Title: Now-casting financial volatility with long memory: A non-Gaussian and non-linear state space approach
Authors: Yuze Liu - University of Cologne (Germany) [presenting]
Abstract: Recently, a simple model for now-casting daily financial log-volatility has been proposed. In contrast to existing approaches, it uses current and past information. It obeys an ARMA representation for log-squared returns and is related to the well-known SV model. This model outperforms the EGARCH model and the SV model. However, there are some important limitations. First, the normality assumption on daily returns is critical. Second, the ML estimation under a Gaussian approximation is biased and inefficient in finite-samples. Third, the typical long memory feature is not captured. These issues are tackled by considering a flexible non-Gaussian and non-linear ARMA representation of the log-transformed squared returns. The strong dependence and leverage in volatility are captured by an asymmetric ARFIMA model. It is estimated via the suitable Kitagawa state-space filter.

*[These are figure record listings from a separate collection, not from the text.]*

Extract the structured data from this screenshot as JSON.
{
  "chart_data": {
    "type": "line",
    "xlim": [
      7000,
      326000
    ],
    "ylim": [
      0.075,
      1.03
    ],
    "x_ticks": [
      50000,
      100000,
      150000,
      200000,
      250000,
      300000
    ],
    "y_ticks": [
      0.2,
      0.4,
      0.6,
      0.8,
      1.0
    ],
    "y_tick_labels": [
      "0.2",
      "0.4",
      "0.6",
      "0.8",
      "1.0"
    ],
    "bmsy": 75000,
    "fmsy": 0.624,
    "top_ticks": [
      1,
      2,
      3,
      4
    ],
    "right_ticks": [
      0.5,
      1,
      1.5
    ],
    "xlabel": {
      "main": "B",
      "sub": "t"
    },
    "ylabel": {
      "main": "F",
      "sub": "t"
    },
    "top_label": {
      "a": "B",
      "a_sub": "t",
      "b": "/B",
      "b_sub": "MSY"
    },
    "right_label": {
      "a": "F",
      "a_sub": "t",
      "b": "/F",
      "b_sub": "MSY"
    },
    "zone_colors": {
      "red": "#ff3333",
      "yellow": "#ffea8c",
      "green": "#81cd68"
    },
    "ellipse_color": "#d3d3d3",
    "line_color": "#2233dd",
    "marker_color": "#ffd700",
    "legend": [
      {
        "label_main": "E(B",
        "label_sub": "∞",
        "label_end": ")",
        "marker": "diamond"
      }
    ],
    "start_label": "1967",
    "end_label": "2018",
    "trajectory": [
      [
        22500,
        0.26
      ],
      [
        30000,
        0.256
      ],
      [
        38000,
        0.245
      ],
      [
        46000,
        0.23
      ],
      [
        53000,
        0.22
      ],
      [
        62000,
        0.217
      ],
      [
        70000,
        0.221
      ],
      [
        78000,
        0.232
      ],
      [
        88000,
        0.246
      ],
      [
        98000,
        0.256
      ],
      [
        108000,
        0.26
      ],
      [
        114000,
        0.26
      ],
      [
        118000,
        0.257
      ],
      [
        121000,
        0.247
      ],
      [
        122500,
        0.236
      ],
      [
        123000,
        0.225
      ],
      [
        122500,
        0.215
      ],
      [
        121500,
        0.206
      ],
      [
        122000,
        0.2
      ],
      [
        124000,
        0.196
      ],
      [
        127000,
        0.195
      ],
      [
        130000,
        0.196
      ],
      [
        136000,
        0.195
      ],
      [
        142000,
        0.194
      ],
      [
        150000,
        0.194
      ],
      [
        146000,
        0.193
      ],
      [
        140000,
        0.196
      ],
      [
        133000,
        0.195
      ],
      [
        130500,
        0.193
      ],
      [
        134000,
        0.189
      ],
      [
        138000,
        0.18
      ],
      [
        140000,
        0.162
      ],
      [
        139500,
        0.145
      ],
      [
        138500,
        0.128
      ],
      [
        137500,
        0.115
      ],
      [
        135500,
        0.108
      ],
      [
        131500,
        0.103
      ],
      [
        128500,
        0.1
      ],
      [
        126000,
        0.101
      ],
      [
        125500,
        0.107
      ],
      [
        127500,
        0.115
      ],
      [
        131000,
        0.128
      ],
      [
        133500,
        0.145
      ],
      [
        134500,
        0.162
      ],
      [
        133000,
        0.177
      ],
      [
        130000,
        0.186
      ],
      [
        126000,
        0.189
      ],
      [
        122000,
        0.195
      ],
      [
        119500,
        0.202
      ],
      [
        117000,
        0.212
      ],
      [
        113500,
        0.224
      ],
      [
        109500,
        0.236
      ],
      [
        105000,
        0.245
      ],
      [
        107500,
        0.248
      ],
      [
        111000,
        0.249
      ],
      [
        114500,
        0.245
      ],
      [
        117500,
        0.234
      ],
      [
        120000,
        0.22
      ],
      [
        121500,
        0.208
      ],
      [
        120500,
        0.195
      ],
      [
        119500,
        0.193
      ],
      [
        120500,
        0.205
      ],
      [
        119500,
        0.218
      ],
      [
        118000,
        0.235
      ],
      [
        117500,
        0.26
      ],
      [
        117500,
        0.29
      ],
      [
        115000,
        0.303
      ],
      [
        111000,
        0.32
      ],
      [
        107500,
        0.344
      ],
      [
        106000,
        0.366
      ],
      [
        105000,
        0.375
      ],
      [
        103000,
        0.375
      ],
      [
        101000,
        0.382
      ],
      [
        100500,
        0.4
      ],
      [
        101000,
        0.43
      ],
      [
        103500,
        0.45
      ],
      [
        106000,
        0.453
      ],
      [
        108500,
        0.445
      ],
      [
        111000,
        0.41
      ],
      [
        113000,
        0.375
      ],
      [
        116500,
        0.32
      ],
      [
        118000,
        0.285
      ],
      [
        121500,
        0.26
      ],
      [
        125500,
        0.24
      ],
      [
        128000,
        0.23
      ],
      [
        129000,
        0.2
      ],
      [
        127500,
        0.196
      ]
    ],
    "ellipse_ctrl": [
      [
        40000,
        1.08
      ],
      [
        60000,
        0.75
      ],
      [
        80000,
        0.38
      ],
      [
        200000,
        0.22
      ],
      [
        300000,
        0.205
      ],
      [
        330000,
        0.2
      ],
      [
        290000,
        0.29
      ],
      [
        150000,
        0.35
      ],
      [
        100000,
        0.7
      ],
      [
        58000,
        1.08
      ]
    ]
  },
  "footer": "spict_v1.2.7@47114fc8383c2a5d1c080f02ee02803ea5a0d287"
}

It implements the numerical exact ML estimation under non-Gaussian and non-linear distributions. The employed estimation framework is flexible enough to cover the non-normality of daily returns explicitly. In an extensive Monte Carlo study, bias-reduction and efficiency gains are investigated. The volatility now-casting performance is evaluated by means of MSE and QLIKE. In an empirical application, volatility connectedness of US bond markets is studied in comparison to the commonly applied GARCH(1,1) model.